How do people join the MCA?
I help with the membership committee for MCA, and so they can get directly in touch with me ( The MCA meets the first Wednesday of every month in the Hebrew SeniorLife facility in Roslindale from 8:30 to 10am. To join, you don’t have to call me, you can just show up. You can also visit our website to find out more information:

You recently joined the Executive Committee of the Healthy Aging Collaborative (HAC). What has that been like?
I was invited to join the Healthy Aging Collaborative Executive Committee to help expand the Collaborative’s work on diversity and inclusion.  I am thrilled to join the Executive Committee. I’m excited to share my passion and my experience in working with diverse populations, and here I am at the table with different agencies that have powerful voices.

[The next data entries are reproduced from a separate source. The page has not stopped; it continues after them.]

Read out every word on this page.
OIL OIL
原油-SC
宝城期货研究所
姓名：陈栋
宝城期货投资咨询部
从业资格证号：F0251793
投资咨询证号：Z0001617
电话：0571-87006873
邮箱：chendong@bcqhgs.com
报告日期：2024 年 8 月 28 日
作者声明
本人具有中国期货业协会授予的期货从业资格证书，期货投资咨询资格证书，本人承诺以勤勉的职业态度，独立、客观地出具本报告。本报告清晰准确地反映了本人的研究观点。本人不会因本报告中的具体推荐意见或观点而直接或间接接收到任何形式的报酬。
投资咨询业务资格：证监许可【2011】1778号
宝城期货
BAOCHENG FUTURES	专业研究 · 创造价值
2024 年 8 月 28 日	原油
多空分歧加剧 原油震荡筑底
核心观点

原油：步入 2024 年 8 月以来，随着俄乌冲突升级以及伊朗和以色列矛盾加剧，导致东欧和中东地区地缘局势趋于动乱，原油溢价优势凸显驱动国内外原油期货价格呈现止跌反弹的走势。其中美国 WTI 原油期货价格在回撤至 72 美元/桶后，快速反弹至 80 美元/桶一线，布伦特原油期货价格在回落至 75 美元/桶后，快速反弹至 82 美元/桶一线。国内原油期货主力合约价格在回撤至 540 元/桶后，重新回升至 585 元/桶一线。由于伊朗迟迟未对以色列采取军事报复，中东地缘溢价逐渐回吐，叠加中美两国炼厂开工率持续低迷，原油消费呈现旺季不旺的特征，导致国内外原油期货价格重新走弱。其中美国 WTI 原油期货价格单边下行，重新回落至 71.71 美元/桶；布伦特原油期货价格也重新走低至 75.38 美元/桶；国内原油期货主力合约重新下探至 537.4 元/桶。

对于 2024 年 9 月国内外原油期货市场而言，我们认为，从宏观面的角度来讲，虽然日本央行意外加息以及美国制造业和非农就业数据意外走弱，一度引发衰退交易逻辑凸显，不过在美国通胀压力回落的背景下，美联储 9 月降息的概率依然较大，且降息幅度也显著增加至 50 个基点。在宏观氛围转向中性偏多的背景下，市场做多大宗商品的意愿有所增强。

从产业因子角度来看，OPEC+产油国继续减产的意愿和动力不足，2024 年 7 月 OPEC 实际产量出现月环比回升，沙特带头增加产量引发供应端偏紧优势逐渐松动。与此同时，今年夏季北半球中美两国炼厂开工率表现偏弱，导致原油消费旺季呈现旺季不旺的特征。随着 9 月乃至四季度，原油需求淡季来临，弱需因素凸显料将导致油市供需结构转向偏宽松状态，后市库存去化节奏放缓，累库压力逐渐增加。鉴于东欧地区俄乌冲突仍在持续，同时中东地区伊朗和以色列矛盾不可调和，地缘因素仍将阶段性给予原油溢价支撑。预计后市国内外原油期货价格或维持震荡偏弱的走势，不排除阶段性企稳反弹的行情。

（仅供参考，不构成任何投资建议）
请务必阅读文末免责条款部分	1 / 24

Some of the new work of the Collaborative revolves around building age-friendly communities in Massachusetts. Boston is one of the first cities in MA working towards designation as a World Health Organization (WHO) age-friendly city. The Boston Elderly Commission is looking at how Boston’s community demographics are changing and how health and safety and civic participation can be improved. Mayor Marty Walsh is a strong advocate for this program.

Making Boston an age-friendly city for older adults is making it wonderful for all ages. When we invest in an age friendly city, it means there’s investment in economic growth, we’re enabling happier and healthier citizens, and we’re elevating the quality of life for everyone. The Healthy Aging Collaborative strongly supports these efforts.

We’re all getting older. This is one trend that we will all have in common, and we want to be a part of making sure that when we’re there, we’re happy and healthy.